Some people are taking matters into their own hands and building their own. I've seen where people are putting 4BT's into half ton pickups and getting mid-20's.
There are some immortal diesel engines out there that will practically last forever and get good mileage while doing it. I have a couple friends who are diesel mechanics. The shop they work at does everythng from TDIs to tractors to you're average Duramax pickup. They specialize in building high performance racing/pulling engines (this one for example: http://www.youtube.com/watch?v=oAUY0-LnZRQ ). To illustrate my earlier point about diesel longevity, most top fuel dragsters get a complete engine rebuild after every run. This one gets rebuild after every SEASON. Now this isn't as fast as top fuel, but it ain't slow either. That's pretty much a stock 5.9 bottom end with some goodies on the top end. Needless to say it takes some abuse.
A lot of the problem, in my opinion anyway, is mis-understanding about HP ratings by the average consumer. A half ton diesel truck would (if done right) would have about 180 HP and 360 lb/ft of torque.
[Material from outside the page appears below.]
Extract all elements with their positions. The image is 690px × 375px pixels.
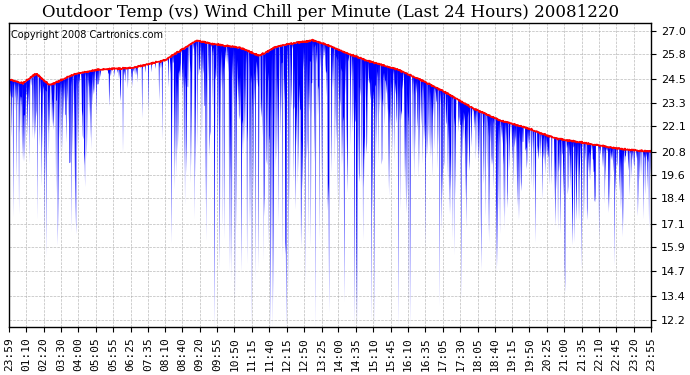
- Title: Outdoor Temp (vs) Wind Chill per Minute (Last 24 Hours) 20081220: Outdoor Temp (vs) Wind Chill per Minute …: [41, 4, 619, 21]
- Text: Copyright 2008 Cartronics.com: Copyright 2008 Cartronics.com: [11, 30, 163, 40]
My F-150 has 292HP and about 320 lb/ft. Looks like the diesel is underpowered, right? Most people say more HP is better. In reality the diesel would take my truck to school when it comes to towing...and get close to double the loaded mileage while doing it. But hey, we Americans loves us some HP.
In a truck HP is not nearly as important as torque.
On the 4BT there is a guy out in Washington state who put one in a '70 F250 with a 5 speed transmission. He claims as much as 30 mpg and says it will easily tow 10,000 lbs over mountains.
It's ashame, we could have some really nice diesel vehicles here in the US .
Do you have a project link or something? Would love to read and see how the install went. Not that I would want to tow 10,000 with a 40 year old F250 but the 30 mpg part is refreshing and cummins engines make excellent swap candidates. Oddly, the little 4 cylinder 4bt cummins is more expensive to source than the bigger 6 cyclinder that was used in Dodge trucks.